Arrivé devant l’horodateur, Saïd se rend compte qu’il n’a pas une seule pièce dans sa petite poche. À peine le temps d’aller se payer un soda, histoire de faire la monnaie, le mal était déjà fait. Le fameux sabot jaune étouffe déjà son pneu Michelin rechapé. “Après l’heure, ce n’est plus l’heure”, lui lance poétiquement un de ces nouveaux gardiens en uniforme, qui pullulent depuis quelques mois sur les trottoirs casablancais. Saïd a beau exhiber son ticket, l’employé ne veut rien savoir. “600 rials ou je n’enlève que dalle”, s’entête le gardien, visiblement très porté sur les rimes à deux balles. Préférant oublier l’incident, Saïd se résout à payer l’amende. Mais même au bureau, cette histoire de parking le pourchasse. Sauf que là, c’est une bonne nouvelle qu’il apprend. Il découvre dans son journal que la fin du “diktat du sabot” est proche. Le ministre de l’Intérieur a expliqué, devant les députés, que les contrats entre les sociétés gestionnaires des horodateurs et les collectivités locales devaient être révisés. Et pour cause : la justice a dédommagé des automobilistes qui ont porté plainte pour saisie illégale. Car légalement, immobiliser une voiture ne peut se faire que par des agents de la commune, considérés comme une sorte de police administrative. Et là, tout s’éclaire pour Saïd : il comprend enfin pourquoi la société espagnole a habillé ses gardiens avec une mauvaise copie des uniformes des défunts GUS, “Croatia” pour les intimes. Ce qui le conforte dans sa conviction que le meilleur moyen de racketter, c’est encore de se faire passer pour un agent d’autorité.

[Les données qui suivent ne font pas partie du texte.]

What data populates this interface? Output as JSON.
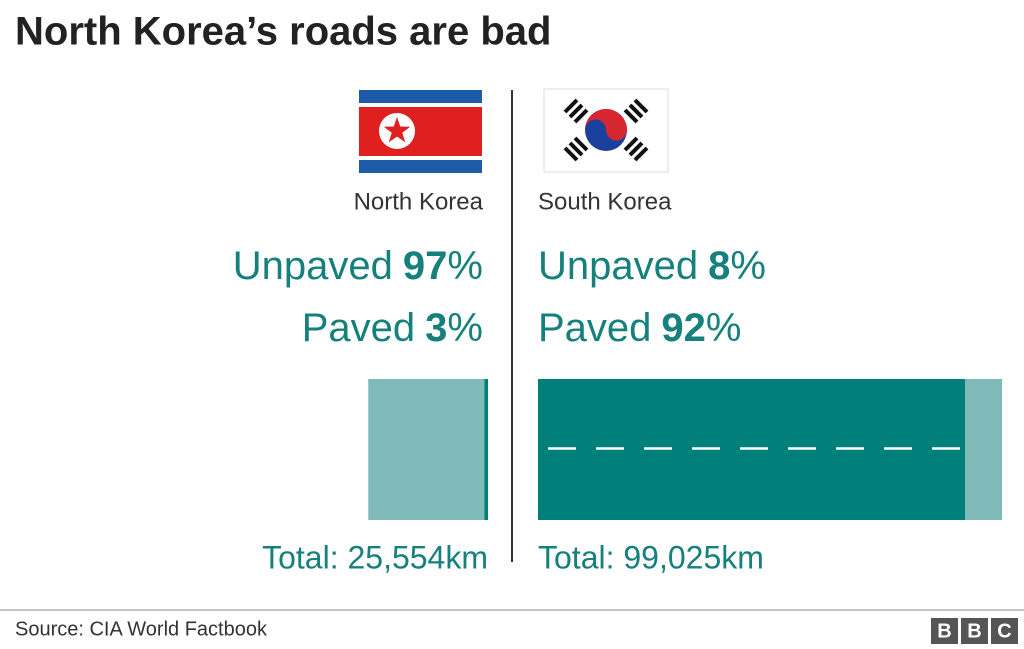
{
  "chart_data": {
    "type": "road",
    "title": "North Korea’s roads are bad",
    "categories": [
      "North Korea",
      "South Korea"
    ],
    "series": [
      {
        "name": "Unpaved",
        "color": "#7fbab8",
        "values": [
          97,
          8
        ]
      },
      {
        "name": "Paved",
        "color": "#00807a",
        "values": [
          3,
          92
        ]
      }
    ],
    "unit": "%",
    "totals": [
      25554,
      99025
    ],
    "total_labels": [
      "Total: 25,554km",
      "Total: 99,025km"
    ],
    "source": "Source: CIA World Factbook",
    "logo": [
      "B",
      "B",
      "C"
    ]
  }
}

Tourisme. Les Français indécis

Pas moins de 6,3 millions de touristes se sont bousculés aux portes du royaume durant les dix premiers mois de l’année 2007. Ceci équivaut à une hausse de 14,3% par rapport à la même période de l’année dernière. Côté recettes, on frôle déjà les 50 milliards de dirhams. Selon les statistiques du ministère du Tourisme, les Français arrivent en tête avec 2,5 millions de visiteurs. Cependant, l’arrivée de l’hiver inverse la tendance. Les données publiées par l’Association des tour-opérateurs français révèlent une baisse des réservations de 14,3% par rapport à l’année précédente. Les Français préfèrent désormais la Tunisie, pour d’évidentes raisons de prix.


OFF.

La valeur Maroc Telecom vient de signer un nouveau record historique sur l’Euronext, en atteignant 13,24 euros jeudi dernier. Des analyses récentes de prestigieuses banques d’affaires tablent sur des objectifs de cours avoisinant les 15 euros. Pourtant, on parle de plus en plus d’une possible radiation de la valeur de la Bourse de Paris. La cause ? Les arbitrages sur Euronext empêchent une envolée du cours à Casablanca. Au Maroc, on n’aime pas trop l’efficience du marché.

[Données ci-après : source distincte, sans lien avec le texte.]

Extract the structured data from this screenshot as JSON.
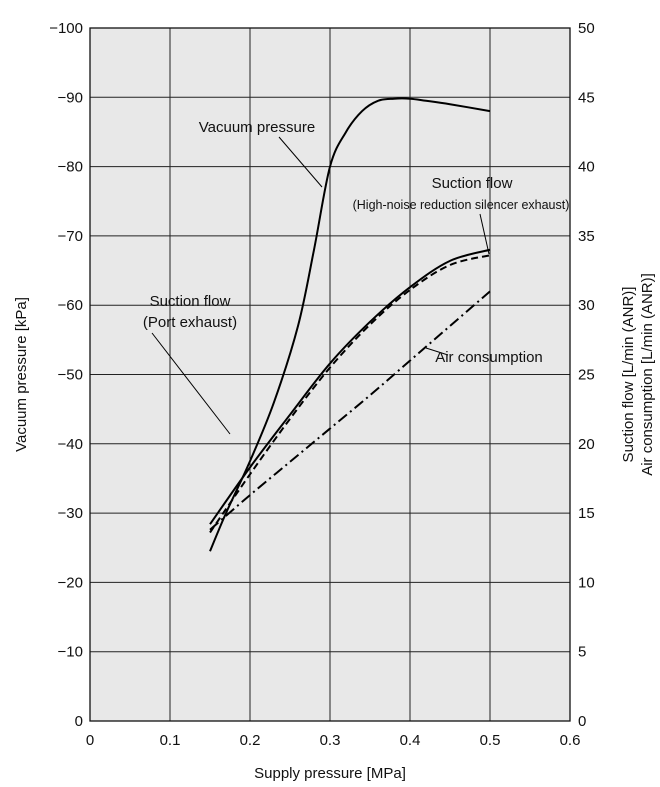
{
  "chart_data": {
    "type": "line",
    "title": "",
    "xlabel": "Supply pressure [MPa]",
    "ylabel": "Vacuum pressure [kPa]",
    "y2label_line1": "Suction flow [L/min (ANR)]",
    "y2label_line2": "Air consumption [L/min (ANR)]",
    "xlim": [
      0,
      0.6
    ],
    "ylim": [
      0,
      -100
    ],
    "y2lim": [
      0,
      50
    ],
    "x_ticks": [
      "0",
      "0.1",
      "0.2",
      "0.3",
      "0.4",
      "0.5",
      "0.6"
    ],
    "y_ticks": [
      "0",
      "−10",
      "−20",
      "−30",
      "−40",
      "−50",
      "−60",
      "−70",
      "−80",
      "−90",
      "−100"
    ],
    "y2_ticks": [
      "0",
      "5",
      "10",
      "15",
      "20",
      "25",
      "30",
      "35",
      "40",
      "45",
      "50"
    ],
    "grid": true,
    "background": "#e8e8e8",
    "series": [
      {
        "name": "Vacuum pressure",
        "axis": "left",
        "style": "solid",
        "x": [
          0.15,
          0.17,
          0.2,
          0.23,
          0.26,
          0.28,
          0.3,
          0.32,
          0.34,
          0.36,
          0.38,
          0.4,
          0.42,
          0.45,
          0.5
        ],
        "y": [
          -24.5,
          -30,
          -37.5,
          -46,
          -57,
          -68,
          -80,
          -85,
          -88,
          -89.5,
          -89.8,
          -89.8,
          -89.5,
          -89,
          -88
        ]
      },
      {
        "name": "Suction flow (Port exhaust)",
        "axis": "right",
        "style": "solid",
        "x": [
          0.15,
          0.2,
          0.25,
          0.3,
          0.35,
          0.4,
          0.45,
          0.5
        ],
        "y": [
          14.2,
          18.3,
          22.1,
          25.8,
          28.8,
          31.3,
          33.2,
          34.0
        ]
      },
      {
        "name": "Suction flow (High-noise reduction silencer exhaust)",
        "axis": "right",
        "style": "dashed",
        "x": [
          0.15,
          0.2,
          0.25,
          0.3,
          0.35,
          0.4,
          0.45,
          0.5
        ],
        "y": [
          13.6,
          17.8,
          21.8,
          25.5,
          28.6,
          31.1,
          32.9,
          33.6
        ]
      },
      {
        "name": "Air consumption",
        "axis": "right",
        "style": "dash-dot",
        "x": [
          0.15,
          0.2,
          0.25,
          0.3,
          0.35,
          0.4,
          0.45,
          0.5
        ],
        "y": [
          13.8,
          16.3,
          18.7,
          21.1,
          23.5,
          26.0,
          28.5,
          31.0
        ]
      }
    ],
    "annotations": [
      {
        "id": "vacuum",
        "lines": [
          "Vacuum pressure"
        ]
      },
      {
        "id": "suction-silencer",
        "lines": [
          "Suction flow",
          "(High-noise reduction silencer exhaust)"
        ]
      },
      {
        "id": "suction-port",
        "lines": [
          "Suction flow",
          "(Port exhaust)"
        ]
      },
      {
        "id": "air",
        "lines": [
          "Air consumption"
        ]
      }
    ]
  }
}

Pour faire passer la pilule de la hausse de la taxe sur les plus-values mobilières, le ministère des Finances cherche le moyen de ne pas pénaliser les petits porteurs investissant à long terme. On parle avec insistance plan d’épargne OPCVM, au lieu du plan d’épargne actions, dont le texte a failli être promulgué il y a quelques années.